Just to be clear, I’m not just writing this blog to enclose a picture of Katie Price for gratuitous hits to the site. After all, they’d all bounce anyway (the traffic that is), and google wouldn’t like that.
This blog is vaguely connected, honest, bear with me. It begins with the central assertion that I don’t think this looks like Katie Price at all (double name mention, triple traffic points). In fact, when I saw this ad fleetingly on a poster at a train station as the train pulled through, I was intrigued by what it was about (which I wouldn’t have been if I’d known it was about Katie Price, sorry Katie – blimey reckon we must have hit top page rank by now).
I thought it looked like it might be a good drama or something. Anyway, as I pulled out of the station and with nothing better to do and trusty iphone in hand, I googled the only thing I could remember about the ad, which was the tag line - ‘The Morning after the life before’. Intriguing I thought. Not a dickey bird. No picture, no microsite, no direction to a landing page.
Sky Living (Sky TV mark you, not just any old brand), hadn’t decided to own the tag line, online, if you get my meaning, either by buying the phrase or doing enough to own it organically (which probably wouldn’t have taken much). A few weeks on and I can see the ad rising up the rankings coutesy of Youtube, but there’s still someone’s blog sitting at the top of the google search, probably wondering why their site is getting flooded, and Sky are still nowhere.
Having pondered this for a while, I wondered how much effort big brands were making to own the tag lines that they were hammering into people’s heads via huge brand campaigns every day. With a few moments and an open browser, I found this:
‘I’m lovin’ it’ – Macdonalds is listed 8th in the rankings. I found the ad write-up on Wikipedia first, and was ushered into a Justin Timberlake video.
‘Vorsprung Durch Technik’ – Audi came 6th. I had to learn that Del Boy used the term in ‘Only Fools and Horses’ and that Audi had an 8 year battle to use the trademark before I got anywhere near the brand.
‘See what you can do’ – O2. See what you can find. I had to go back to the O2 homepage to make sure O2 were still trading.
‘Make a house a home’ – Homebase were beaten in second place by, wait for it, Tommy Walsh’s expert DIY tips, but at least they made second.
‘Ideas for life’ – Panasonic have to bow for top spot in favour of 32keys.com who entice you with the slogan ‘be happy and enjoy life’.
‘Here come the girls’ – Alright not a tag line, but instantly recognisable. Boots don’t make it onto the first page of google, beaten hollow by the Sugababes, now there’s a case study in marketing.

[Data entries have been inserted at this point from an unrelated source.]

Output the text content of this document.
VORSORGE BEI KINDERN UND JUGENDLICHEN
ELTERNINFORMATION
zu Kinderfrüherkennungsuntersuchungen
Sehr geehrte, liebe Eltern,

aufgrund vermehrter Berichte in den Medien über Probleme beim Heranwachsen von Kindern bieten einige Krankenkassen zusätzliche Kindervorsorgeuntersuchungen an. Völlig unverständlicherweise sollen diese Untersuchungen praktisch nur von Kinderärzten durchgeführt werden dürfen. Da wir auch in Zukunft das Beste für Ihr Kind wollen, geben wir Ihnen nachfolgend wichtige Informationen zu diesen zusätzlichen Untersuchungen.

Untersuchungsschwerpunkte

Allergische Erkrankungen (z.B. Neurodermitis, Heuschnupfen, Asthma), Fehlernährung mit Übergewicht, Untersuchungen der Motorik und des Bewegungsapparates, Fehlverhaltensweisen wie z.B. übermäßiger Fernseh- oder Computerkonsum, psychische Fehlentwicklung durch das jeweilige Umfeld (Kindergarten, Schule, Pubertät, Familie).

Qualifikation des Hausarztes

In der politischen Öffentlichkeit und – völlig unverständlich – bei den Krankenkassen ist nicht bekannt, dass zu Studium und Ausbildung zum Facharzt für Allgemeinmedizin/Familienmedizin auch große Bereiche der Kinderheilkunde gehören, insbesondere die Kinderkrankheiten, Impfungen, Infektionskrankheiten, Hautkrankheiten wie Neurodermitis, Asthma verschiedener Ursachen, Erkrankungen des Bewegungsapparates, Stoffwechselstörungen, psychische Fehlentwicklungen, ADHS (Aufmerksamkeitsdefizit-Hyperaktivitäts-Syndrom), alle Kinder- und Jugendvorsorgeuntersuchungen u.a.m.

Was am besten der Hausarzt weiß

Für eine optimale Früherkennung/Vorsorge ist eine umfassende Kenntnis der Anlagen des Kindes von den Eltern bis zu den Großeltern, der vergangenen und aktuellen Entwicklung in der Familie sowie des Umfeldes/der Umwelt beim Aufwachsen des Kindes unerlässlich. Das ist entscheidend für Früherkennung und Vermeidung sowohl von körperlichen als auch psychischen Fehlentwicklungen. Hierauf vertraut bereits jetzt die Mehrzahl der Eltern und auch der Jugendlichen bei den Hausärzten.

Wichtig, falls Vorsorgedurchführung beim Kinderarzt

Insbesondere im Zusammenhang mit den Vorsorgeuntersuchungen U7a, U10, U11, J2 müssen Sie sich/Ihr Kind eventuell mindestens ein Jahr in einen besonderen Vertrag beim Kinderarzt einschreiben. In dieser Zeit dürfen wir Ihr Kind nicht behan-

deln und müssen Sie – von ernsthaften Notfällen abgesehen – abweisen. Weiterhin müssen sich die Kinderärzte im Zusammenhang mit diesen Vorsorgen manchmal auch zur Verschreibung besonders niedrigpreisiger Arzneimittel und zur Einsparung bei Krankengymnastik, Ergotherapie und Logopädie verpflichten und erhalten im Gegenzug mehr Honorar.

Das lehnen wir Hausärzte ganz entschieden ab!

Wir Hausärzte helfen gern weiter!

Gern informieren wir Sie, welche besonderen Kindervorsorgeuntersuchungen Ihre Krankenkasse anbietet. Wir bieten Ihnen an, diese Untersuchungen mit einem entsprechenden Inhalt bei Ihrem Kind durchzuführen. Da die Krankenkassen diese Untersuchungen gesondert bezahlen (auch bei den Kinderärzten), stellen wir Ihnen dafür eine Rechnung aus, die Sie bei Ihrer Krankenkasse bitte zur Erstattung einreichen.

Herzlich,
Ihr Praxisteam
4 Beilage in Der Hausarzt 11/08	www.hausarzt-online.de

Ok, that’s enough, you get the point. Well done, by the way to Tescos (‘Every little Helps’) and Lloyds TSB (‘For the Journey’) who darn well own their tag lines and then some.
My laboured point is this. Marketers love to talk about lines. You can be above them or below them, on them or off them, or even tag them. Consumers might want to get rid of lines around their eyes, but when it comes to marketing they have no concept of lines. All channels are fair game, all the time. The fact that brand messages are often owned by a different internal department to search engine marketing is a complete irrelevance.
The message is simple, if brand marketers want to maximise the potential of their eyeballs, all channels need to be joined up and ready to go when the first media of a new campaign hits.
By the way, did I mention that this blog is about Katie Price?